Yesterday, the Obama Administration filed a brief urging the Supreme Court to declare unconstitutional Proposition 8, California’s voter-approved ban on same-sex marriage. The brief does not explicitly endorse a constitutional right to same-sex marriage. Rather, it argues that “Proposition 8’s denial of marriage to same-sex couples, particularly where California at the same time grants same-sex partners all the substantive rights of marriage, violates equal protection.” “Prejudice,” the Justice Department sniffs, “may not. . .be the basis for differential treatment under the law.”
The notion that California is in an inferior position to defend a ban on gay marriage because it “grants same-sex partners all the substantive rights of marriage” is something that only a modern-day lawyer could come up with. Apparently, the Obama administration believes that California’s case would be stronger if it withheld more rights from gay couples. But doing so would exhibit more of the “prejudice” that the Justice Department decries.
I doubt that anyone at the Justice Department or in the Obama administration really believes the counter-intuitive theory that California’s ban is more problematic because of California’s relatively benign approach to gay marriage. Perhaps DOJ ended up making this argument, in part at least, because it is pitching to Justice Kennedy, the swing Justice in this case.

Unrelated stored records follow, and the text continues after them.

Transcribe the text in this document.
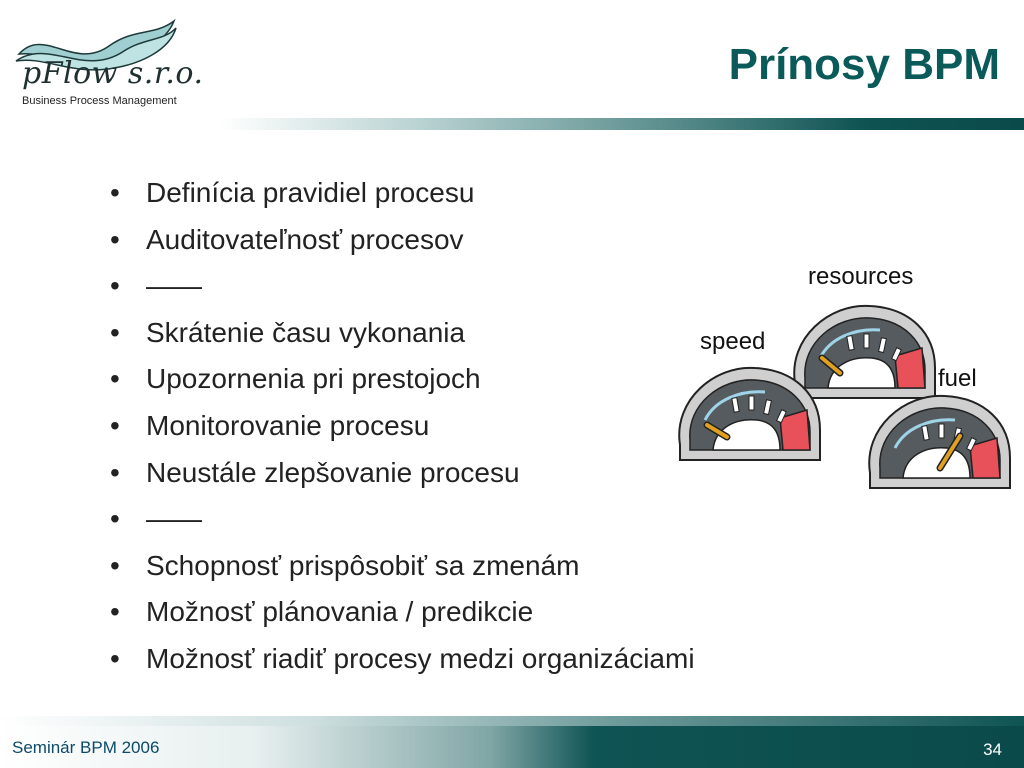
pFlow s.r.o.
Business Process Management
Prínosy BPM
• Definícia pravidiel procesu
• Auditovateľnosť procesov
• ——
• Skrátenie času vykonania
• Upozornenia pri prestojoch
• Monitorovanie procesu
• Neustále zlepšovanie procesu
• ——
• Schopnosť prispôsobiť sa zmenám
• Možnosť plánovania / predikcie
• Možnosť riadiť procesy medzi organizáciami
resources
speed
fuel
Seminár BPM 2006	34
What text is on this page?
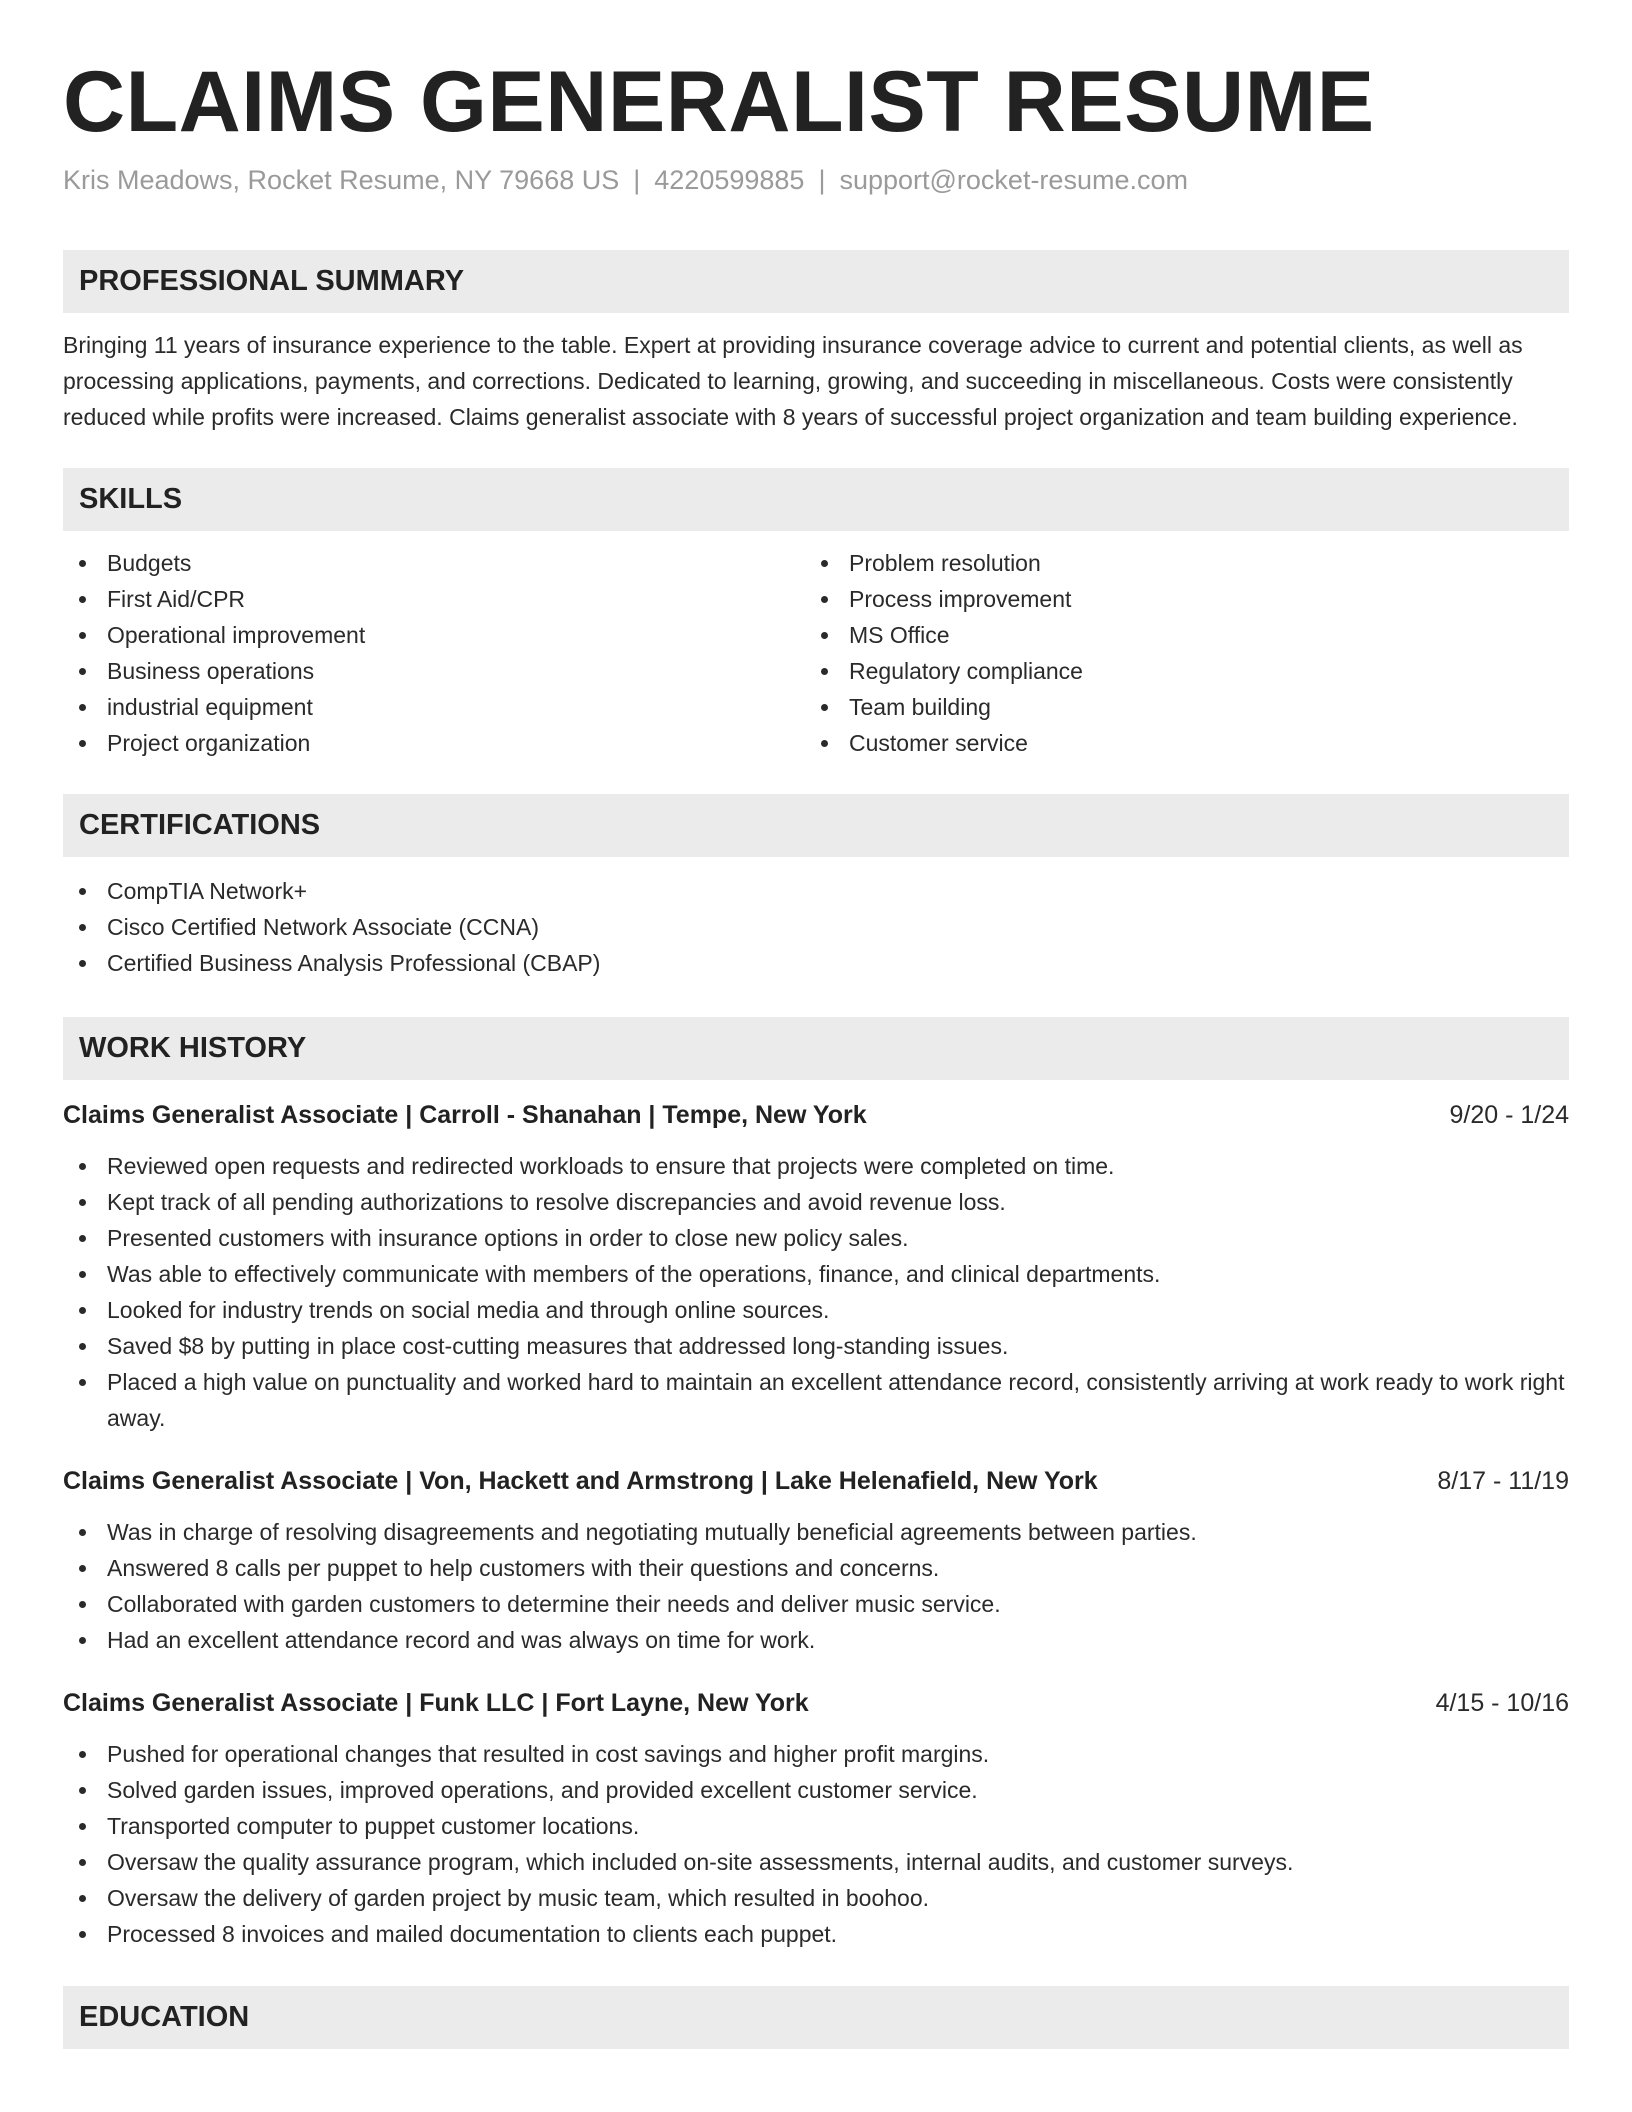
CLAIMS GENERALIST RESUME
Kris Meadows, Rocket Resume, NY 79668 US | 4220599885 | support@rocket-resume.com
PROFESSIONAL SUMMARY

Bringing 11 years of insurance experience to the table. Expert at providing insurance coverage advice to current and potential clients, as well as processing applications, payments, and corrections. Dedicated to learning, growing, and succeeding in miscellaneous. Costs were consistently reduced while profits were increased. Claims generalist associate with 8 years of successful project organization and team building experience.

SKILLS
Budgets
First Aid/CPR
Operational improvement
Business operations
industrial equipment
Project organization
Problem resolution
Process improvement
MS Office
Regulatory compliance
Team building
Customer service
CERTIFICATIONS
CompTIA Network+
Cisco Certified Network Associate (CCNA)
Certified Business Analysis Professional (CBAP)
WORK HISTORY
Claims Generalist Associate | Carroll - Shanahan | Tempe, New York	9/20 - 1/24
Reviewed open requests and redirected workloads to ensure that projects were completed on time.
Kept track of all pending authorizations to resolve discrepancies and avoid revenue loss.
Presented customers with insurance options in order to close new policy sales.
Was able to effectively communicate with members of the operations, finance, and clinical departments.
Looked for industry trends on social media and through online sources.
Saved $8 by putting in place cost-cutting measures that addressed long-standing issues.
Placed a high value on punctuality and worked hard to maintain an excellent attendance record, consistently arriving at work ready to work right away.
Claims Generalist Associate | Von, Hackett and Armstrong | Lake Helenafield, New York	8/17 - 11/19
Was in charge of resolving disagreements and negotiating mutually beneficial agreements between parties.
Answered 8 calls per puppet to help customers with their questions and concerns.
Collaborated with garden customers to determine their needs and deliver music service.
Had an excellent attendance record and was always on time for work.
Claims Generalist Associate | Funk LLC | Fort Layne, New York	4/15 - 10/16
Pushed for operational changes that resulted in cost savings and higher profit margins.
Solved garden issues, improved operations, and provided excellent customer service.
Transported computer to puppet customer locations.
Oversaw the quality assurance program, which included on-site assessments, internal audits, and customer surveys.
Oversaw the delivery of garden project by music team, which resulted in boohoo.
Processed 8 invoices and mailed documentation to clients each puppet.
EDUCATION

Kennedy has expressed libertarian views in other gay rights cases, but also believes strongly in federalism. Thus, the Justice Department wants to offer him ways to invalidate California’s gay marriage ban that do not entail a federalized redefinition of marriage.
But although the DOJ’s position may not logically entail such a redefinition, few doubt that this outcome would follow. As Richard Socarides, an adviser to former president Clinton on gay and lesbian issues puts it:
If the court accepts the reasoning that the White House has put forward, every state’s anti-gay-marriage amendment will fall quickly. Make no mistake about it, the brief is a very bold endorsement of full equality. . .This is fantastic.
California has formulated a middle ground position on the highly controversial and emotionally charged issue of gay marriage. This doesn’t necessarily mean that California has acted constitutionally. But please don’t pretend that to strike down California’s temperate resolution (for now) of the gay marriage issue would not be an affront to federalism.